# Concrete



## Chance_3001 (Aug 14, 2008)

Can you pour more concrete over existing concrete?


----------



## 'the epoxy floor guy' (Aug 14, 2008)

you 'can' BUT...

I wouldn't if you are pouring over 'some' and over new dirt for the rest. 100% guaranteed you will have a crack over the edge of the old/new.

NEVER less than 2" and ONLY if you 

#1 Use 'pea gravel' (or smaller aggregate) mix.
#2 you are going over SOLID (maybe not so nice looking) Floor for the entirety.

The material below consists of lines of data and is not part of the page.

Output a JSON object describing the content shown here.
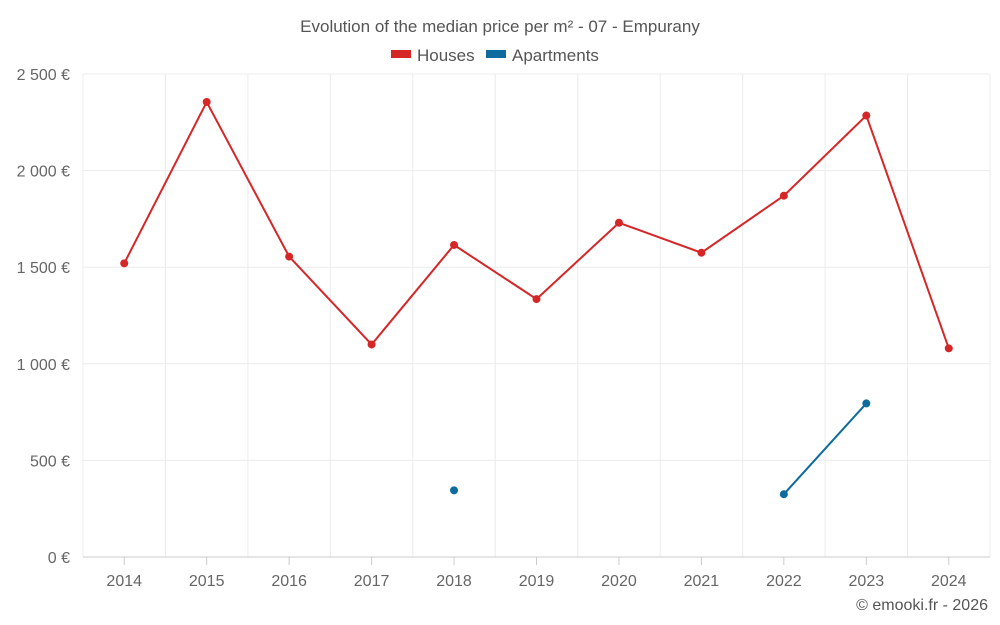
{
  "chart_data": {
    "type": "line",
    "title": "Evolution of the median price per m² - 07 - Empurany",
    "categories": [
      "2014",
      "2015",
      "2016",
      "2017",
      "2018",
      "2019",
      "2020",
      "2021",
      "2022",
      "2023",
      "2024"
    ],
    "ylim": [
      0,
      2500
    ],
    "yticks": [
      0,
      500,
      1000,
      1500,
      2000,
      2500
    ],
    "ytick_labels": [
      "0 €",
      "500 €",
      "1 000 €",
      "1 500 €",
      "2 000 €",
      "2 500 €"
    ],
    "grid": true,
    "legend_position": "top-center",
    "series": [
      {
        "name": "Houses",
        "color": "#d62728",
        "values": [
          1520,
          2355,
          1555,
          1100,
          1615,
          1335,
          1730,
          1575,
          1870,
          2285,
          1080
        ]
      },
      {
        "name": "Apartments",
        "color": "#0d6b9e",
        "values": [
          null,
          null,
          null,
          null,
          345,
          null,
          null,
          null,
          325,
          795,
          null
        ]
      }
    ]
  },
  "credit": "© emooki.fr - 2026"
}
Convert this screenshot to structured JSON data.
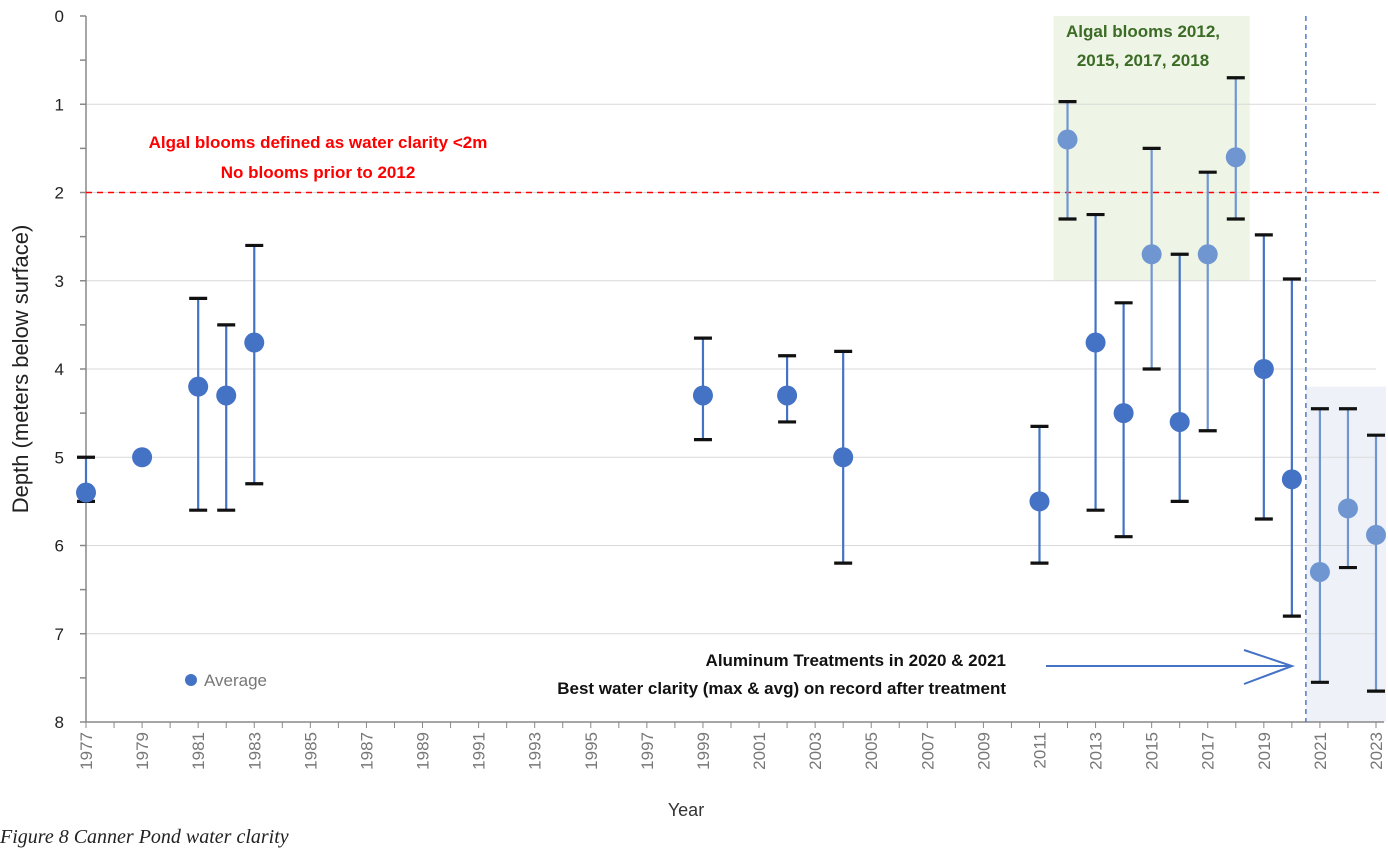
{
  "chart_data": {
    "type": "scatter",
    "title": "",
    "xlabel": "Year",
    "ylabel": "Depth (meters below surface)",
    "ylim": [
      0,
      8
    ],
    "y_inverted": true,
    "y_ticks": [
      "0",
      "1",
      "2",
      "3",
      "4",
      "5",
      "6",
      "7",
      "8"
    ],
    "x_tick_labels": [
      "1977",
      "1979",
      "1981",
      "1983",
      "1985",
      "1987",
      "1989",
      "1991",
      "1993",
      "1995",
      "1997",
      "1999",
      "2001",
      "2003",
      "2005",
      "2007",
      "2009",
      "2011",
      "2013",
      "2015",
      "2017",
      "2019",
      "2021",
      "2023"
    ],
    "xlim": [
      1977,
      2023
    ],
    "grid": "horizontal",
    "legend_label": "Average",
    "legend_position": "bottom-left",
    "threshold_depth": 2,
    "treatment_divider_year": 2020.5,
    "bloom_region_years": [
      2011.5,
      2018.5
    ],
    "bloom_region_depth": [
      0,
      3
    ],
    "post_treatment_region_years": [
      2020.5,
      2023
    ],
    "post_treatment_region_depth": [
      4.2,
      8
    ],
    "colors": {
      "point_dark": "#4472c4",
      "point_light": "#7096d2",
      "threshold": "#ff0000",
      "bloom_region": "#eef5e6",
      "post_region": "#eef2f8",
      "whisker": "#111111",
      "annotation_red": "#ff0000",
      "annotation_green": "#3b6b25",
      "arrow": "#4472c4"
    },
    "points": [
      {
        "year": 1977,
        "avg": 5.4,
        "min": 5.0,
        "max": 5.5,
        "highlight": false
      },
      {
        "year": 1979,
        "avg": 5.0,
        "min": null,
        "max": null,
        "highlight": false
      },
      {
        "year": 1981,
        "avg": 4.2,
        "min": 3.2,
        "max": 5.6,
        "highlight": false
      },
      {
        "year": 1982,
        "avg": 4.3,
        "min": 3.5,
        "max": 5.6,
        "highlight": false
      },
      {
        "year": 1983,
        "avg": 3.7,
        "min": 2.6,
        "max": 5.3,
        "highlight": false
      },
      {
        "year": 1999,
        "avg": 4.3,
        "min": 3.65,
        "max": 4.8,
        "highlight": false
      },
      {
        "year": 2002,
        "avg": 4.3,
        "min": 3.85,
        "max": 4.6,
        "highlight": false
      },
      {
        "year": 2004,
        "avg": 5.0,
        "min": 3.8,
        "max": 6.2,
        "highlight": false
      },
      {
        "year": 2011,
        "avg": 5.5,
        "min": 4.65,
        "max": 6.2,
        "highlight": false
      },
      {
        "year": 2012,
        "avg": 1.4,
        "min": 0.97,
        "max": 2.3,
        "highlight": true
      },
      {
        "year": 2013,
        "avg": 3.7,
        "min": 2.25,
        "max": 5.6,
        "highlight": false
      },
      {
        "year": 2014,
        "avg": 4.5,
        "min": 3.25,
        "max": 5.9,
        "highlight": false
      },
      {
        "year": 2015,
        "avg": 2.7,
        "min": 1.5,
        "max": 4.0,
        "highlight": true
      },
      {
        "year": 2016,
        "avg": 4.6,
        "min": 2.7,
        "max": 5.5,
        "highlight": false
      },
      {
        "year": 2017,
        "avg": 2.7,
        "min": 1.77,
        "max": 4.7,
        "highlight": true
      },
      {
        "year": 2018,
        "avg": 1.6,
        "min": 0.7,
        "max": 2.3,
        "highlight": true
      },
      {
        "year": 2019,
        "avg": 4.0,
        "min": 2.48,
        "max": 5.7,
        "highlight": false
      },
      {
        "year": 2020,
        "avg": 5.25,
        "min": 2.98,
        "max": 6.8,
        "highlight": false
      },
      {
        "year": 2021,
        "avg": 6.3,
        "min": 4.45,
        "max": 7.55,
        "highlight": true
      },
      {
        "year": 2022,
        "avg": 5.58,
        "min": 4.45,
        "max": 6.25,
        "highlight": true
      },
      {
        "year": 2023,
        "avg": 5.88,
        "min": 4.75,
        "max": 7.65,
        "highlight": true
      }
    ],
    "annotations": {
      "threshold_line1": "Algal blooms defined as water clarity <2m",
      "threshold_line2": "No blooms prior to 2012",
      "bloom_line1": "Algal blooms 2012,",
      "bloom_line2": "2015, 2017, 2018",
      "treatment_line1": "Aluminum Treatments in 2020 & 2021",
      "treatment_line2": "Best water clarity (max & avg) on record after treatment"
    }
  },
  "caption": "Figure 8 Canner Pond water clarity"
}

IF you are doing it yourself IT IS A LOT OF WORK. But in a couple years when the cracks and problems REAPPEAR, you will be kickin yourself in the butt.


----------



## tectonicfloors (Jan 7, 2012)

You need to make the surface of the current floor rough so the new floor will expand and contract at the same rate. Best to remove the old, but if you are going to put at least 3" thick of new concrete, you can put it on top.


----------



## widesheds (Jan 24, 2012)

That's something that I have seen many people asking the same thing or confused about won't it be having the same result otherwise even though the interval will be little more longer. I agree that the 3" thickness will be a more than enough to provide it the much required stability.


----------